In vitro selection is a technique used to isolate high-affinity, high-specificity single-stranded nucleic acid molecules. It typically consists of several steps: library construction, functional selection and selective amplification. However, natural nucleic acid (DNA and RNA) aptamers suffer from low biostability because they are easily degraded by nucleases in biological context. It is therefore desirable to apply the in vitro selection methodology to xeno-nucleic acids (XNAs), which contain chemically modified backbones and are resistant to nuclease-mediated degradation. In this process, two major challenges needs to be addressed: 1) chemical synthesis of XNA monomer building blocks; 2) polymerases that recognize and accept XNAs as substrates.
DNA is typically viewed as a chemically inert genetic material. However, laboratory evolution yielded single-stranded DNA and RNA molecules that can fold into distinct tertiray structure and are capable of catalyzing chemical reactions. And these catalytically active nucleic acid molecules are named DNAzymes (or deoxyribozymes) and ribozymes, respectively.

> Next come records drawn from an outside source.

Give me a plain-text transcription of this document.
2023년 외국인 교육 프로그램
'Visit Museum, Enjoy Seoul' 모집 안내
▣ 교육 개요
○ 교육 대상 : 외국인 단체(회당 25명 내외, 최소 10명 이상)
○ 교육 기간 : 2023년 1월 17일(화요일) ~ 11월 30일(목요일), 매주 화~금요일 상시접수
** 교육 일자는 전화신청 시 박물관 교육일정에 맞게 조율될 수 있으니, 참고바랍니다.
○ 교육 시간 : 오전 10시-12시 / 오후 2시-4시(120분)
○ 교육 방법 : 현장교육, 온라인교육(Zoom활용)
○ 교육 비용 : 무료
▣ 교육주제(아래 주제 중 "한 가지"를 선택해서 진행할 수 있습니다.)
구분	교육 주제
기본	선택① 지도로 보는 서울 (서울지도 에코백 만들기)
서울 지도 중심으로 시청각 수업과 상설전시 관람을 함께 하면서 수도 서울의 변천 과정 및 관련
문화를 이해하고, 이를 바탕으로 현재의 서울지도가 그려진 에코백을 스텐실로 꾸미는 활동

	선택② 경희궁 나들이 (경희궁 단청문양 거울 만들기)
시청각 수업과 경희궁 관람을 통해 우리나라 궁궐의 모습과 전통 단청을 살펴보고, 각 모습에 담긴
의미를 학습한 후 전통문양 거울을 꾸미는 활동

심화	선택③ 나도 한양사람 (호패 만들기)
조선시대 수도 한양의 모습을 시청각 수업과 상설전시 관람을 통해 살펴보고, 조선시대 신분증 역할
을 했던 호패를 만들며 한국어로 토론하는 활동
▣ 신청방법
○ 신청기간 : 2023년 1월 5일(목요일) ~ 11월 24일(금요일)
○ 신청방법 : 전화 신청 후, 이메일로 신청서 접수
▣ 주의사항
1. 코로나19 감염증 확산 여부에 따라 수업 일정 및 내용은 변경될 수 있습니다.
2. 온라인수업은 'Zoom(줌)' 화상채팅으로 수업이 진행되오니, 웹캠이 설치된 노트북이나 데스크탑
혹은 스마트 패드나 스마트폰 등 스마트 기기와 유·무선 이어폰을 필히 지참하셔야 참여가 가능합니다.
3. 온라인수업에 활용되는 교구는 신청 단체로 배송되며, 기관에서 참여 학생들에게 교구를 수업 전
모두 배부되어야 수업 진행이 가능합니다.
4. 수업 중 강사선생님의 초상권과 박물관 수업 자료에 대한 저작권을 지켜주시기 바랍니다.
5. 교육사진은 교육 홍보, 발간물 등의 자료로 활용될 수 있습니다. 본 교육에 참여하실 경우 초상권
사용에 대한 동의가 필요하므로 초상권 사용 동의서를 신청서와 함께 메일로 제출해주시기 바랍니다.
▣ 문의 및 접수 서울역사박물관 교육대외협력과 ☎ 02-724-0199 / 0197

We have isolated a DNAzyme sequence that could catalyze breakage of phosphoester bond in RNA, with help of metal ions in solution.
Commonly twenty amino acids are used during protein transltion, and a wide range of post-translation modifications (PTMs) such as methylation, acetylation and phosphorylation endow proteins with new properties and are important to regulate the activities. To study the role of a specific PTM, it often requires synthesis of proteins with this modification. The current technology uses native protein expression followed by enzymatic modification, or solid-phase synthesis of modified peptide and chemical conjugation to the rest of protein. Genetic code expansion is a technique that introduces a new pair of transfer RNA and synthetase, and incorporate unnatural amino acids directly in response to a specific codon.